We can adjust the code in definitions_broken.py so that the my_source
asset includes an asset key that matches the expected dbt behavior. This option works well if you have full control over the upstream assets.
@asset(
compute_kind = 'duckdb',
key=["main", "raw"]
)
def my_source():
""" A function that loads data into our database """
load_raw()
We can adjust dbt_project/models/sources.yml to manually map the source table raw
to the dagster asset key my_source
:
version: 2
sources:
- name: main
tables:
- name: raw
meta:
dagster:
asset_key: ["my_source"]
Option 2 can be tedious if you have many assets. A programmatic way to map the dbt sources to dagster asset keys is by creating a CustomDbtTranslator
. The following alternative to definitions_broken.py
shows the approach, relying on the asset raw
matching the dbt source table name: "raw" which is specified as upstream key in the custom dbt translator.

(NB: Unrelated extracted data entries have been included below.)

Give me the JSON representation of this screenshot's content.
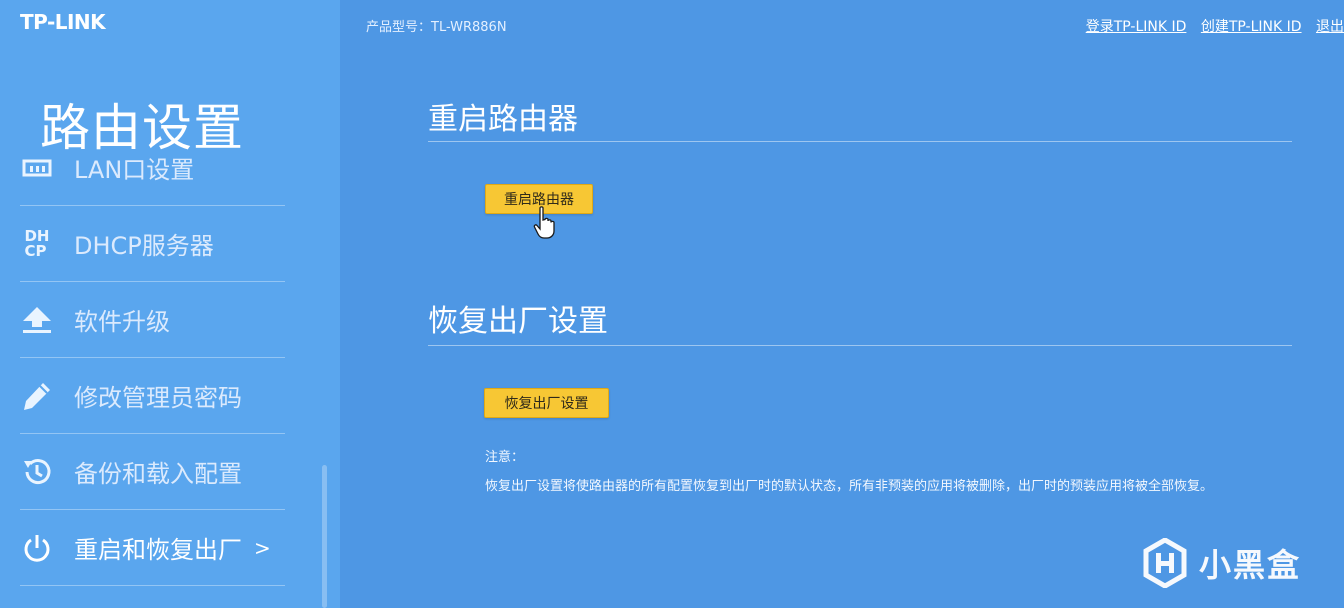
{
  "brand": {
    "logo": "TP-LINK"
  },
  "header": {
    "model_label": "产品型号：TL-WR886N",
    "links": {
      "login": "登录TP-LINK ID",
      "create": "创建TP-LINK ID",
      "logout": "退出"
    }
  },
  "sidebar": {
    "title": "路由设置",
    "items": [
      {
        "label": "LAN口设置",
        "icon": "network-icon"
      },
      {
        "label": "DHCP服务器",
        "icon": "dhcp-icon"
      },
      {
        "label": "软件升级",
        "icon": "upload-icon"
      },
      {
        "label": "修改管理员密码",
        "icon": "pencil-icon"
      },
      {
        "label": "备份和载入配置",
        "icon": "history-icon"
      },
      {
        "label": "重启和恢复出厂",
        "icon": "power-icon",
        "active": true,
        "arrow": ">"
      }
    ]
  },
  "main": {
    "reboot": {
      "heading": "重启路由器",
      "button": "重启路由器"
    },
    "factory_reset": {
      "heading": "恢复出厂设置",
      "button": "恢复出厂设置",
      "note_title": "注意：",
      "note_text": "恢复出厂设置将使路由器的所有配置恢复到出厂时的默认状态，所有非预装的应用将被删除，出厂时的预装应用将被全部恢复。"
    }
  },
  "watermark": {
    "text": "小黑盒"
  },
  "colors": {
    "main_bg": "#4e97e4",
    "sidebar_bg": "#5aa6ee",
    "button_bg": "#f7c734"
  }
}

from dagster import asset, Definitions, AssetExecutionContext, AssetKey
from dagster_dbt import dbt_assets, DbtCliResource, DagsterDbtTranslator
from seed import load_raw
import os
from pathlib import Path
from dagster_dbt import DbtCliResource
@asset(
compute_kind = 'duckdb'
)
def raw():
""" A function that loads data into our database """
load_raw()
DBT_PROJECT = "dbt_project"
MANIFEST = DBT_PROJECT + "/target/manifest.json"

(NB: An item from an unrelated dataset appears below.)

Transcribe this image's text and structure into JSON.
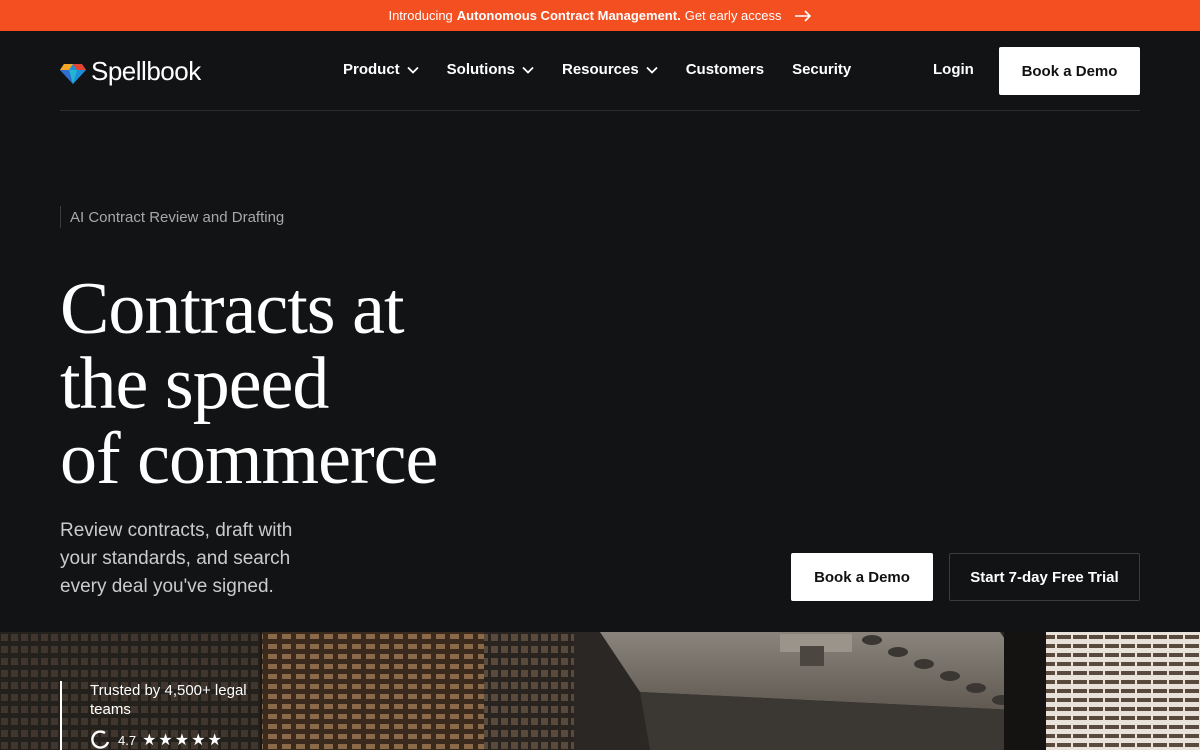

dbt = DbtCliResource(project_dir=DBT_PROJECT)
# always re-genereate the manifest on project reload
dbt.cli(["--quiet", "parse"], target_path=Path("target")).wait()

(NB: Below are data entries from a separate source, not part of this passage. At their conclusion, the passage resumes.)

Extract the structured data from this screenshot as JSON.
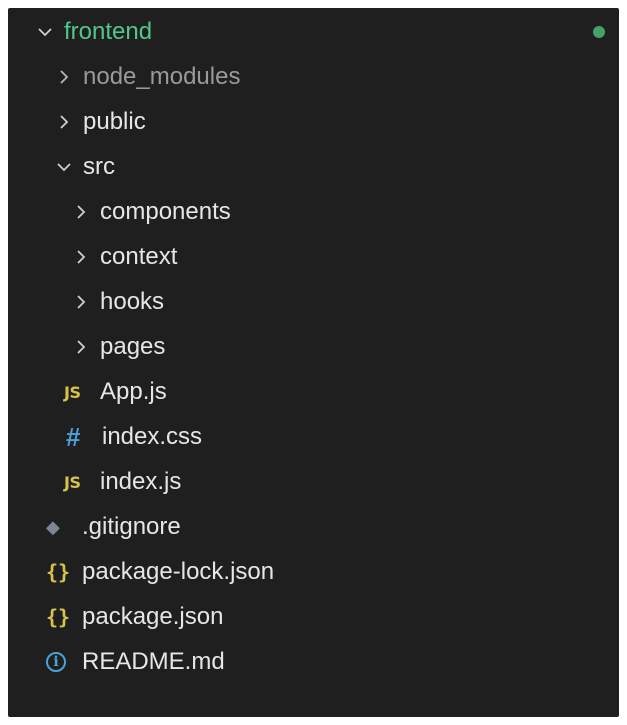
{
  "explorer": {
    "root": {
      "label": "frontend",
      "icon": "chevron-down-icon",
      "status_dot_color": "#46a06a"
    },
    "items": [
      {
        "label": "node_modules",
        "type": "folder",
        "icon": "chevron-right-icon",
        "dimmed": true
      },
      {
        "label": "public",
        "type": "folder",
        "icon": "chevron-right-icon"
      },
      {
        "label": "src",
        "type": "folder",
        "icon": "chevron-down-icon",
        "expanded": true
      },
      {
        "label": "components",
        "type": "folder",
        "icon": "chevron-right-icon"
      },
      {
        "label": "context",
        "type": "folder",
        "icon": "chevron-right-icon"
      },
      {
        "label": "hooks",
        "type": "folder",
        "icon": "chevron-right-icon"
      },
      {
        "label": "pages",
        "type": "folder",
        "icon": "chevron-right-icon"
      },
      {
        "label": "App.js",
        "type": "file",
        "icon": "javascript-file-icon",
        "icon_text": "JS"
      },
      {
        "label": "index.css",
        "type": "file",
        "icon": "css-file-icon",
        "icon_text": "#"
      },
      {
        "label": "index.js",
        "type": "file",
        "icon": "javascript-file-icon",
        "icon_text": "JS"
      },
      {
        "label": ".gitignore",
        "type": "file",
        "icon": "git-file-icon",
        "icon_text": "◆"
      },
      {
        "label": "package-lock.json",
        "type": "file",
        "icon": "json-file-icon",
        "icon_text": "{}"
      },
      {
        "label": "package.json",
        "type": "file",
        "icon": "json-file-icon",
        "icon_text": "{}"
      },
      {
        "label": "README.md",
        "type": "file",
        "icon": "info-file-icon",
        "icon_text": "i"
      }
    ]
  },
  "colors": {
    "background": "#1f1f1f",
    "root_label": "#4fc88a",
    "text": "#e6e6e6",
    "dimmed_text": "#9a9a9a",
    "js_icon": "#d8c34a",
    "css_icon": "#4aa3d8",
    "json_icon": "#d8c34a",
    "info_icon": "#4aa3d8",
    "git_icon": "#7d8794"
  }
}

class CustomDagsterDbtTranslator(DagsterDbtTranslator):
def get_asset_key(self, dbt_resource_props):
key = super().get_asset_key(dbt_resource_props) # default
# dbt_resorce_props is a dict with this metadata: https://schemas.getdbt.com/dbt/manifest/v11/index.html#nodes_additionalProperties
if dbt_resource_props["resource_type"] == "source":
# adjust the key as necessary, here removing the prefix
key = AssetKey(dbt_resource_props["name"])
return key
@dbt_assets(
manifest=MANIFEST,
dagster_dbt_translator=CustomDagsterDbtTranslator()
)
def my_dbt_assets(context: AssetExecutionContext, dbt: DbtCliResource):
""" Function to create assets for dbt models """
yield from dbt.cli(["build"], context=context).stream()
defs = Definitions(
assets=[raw, my_dbt_assets],
resources = {"dbt": dbt}
)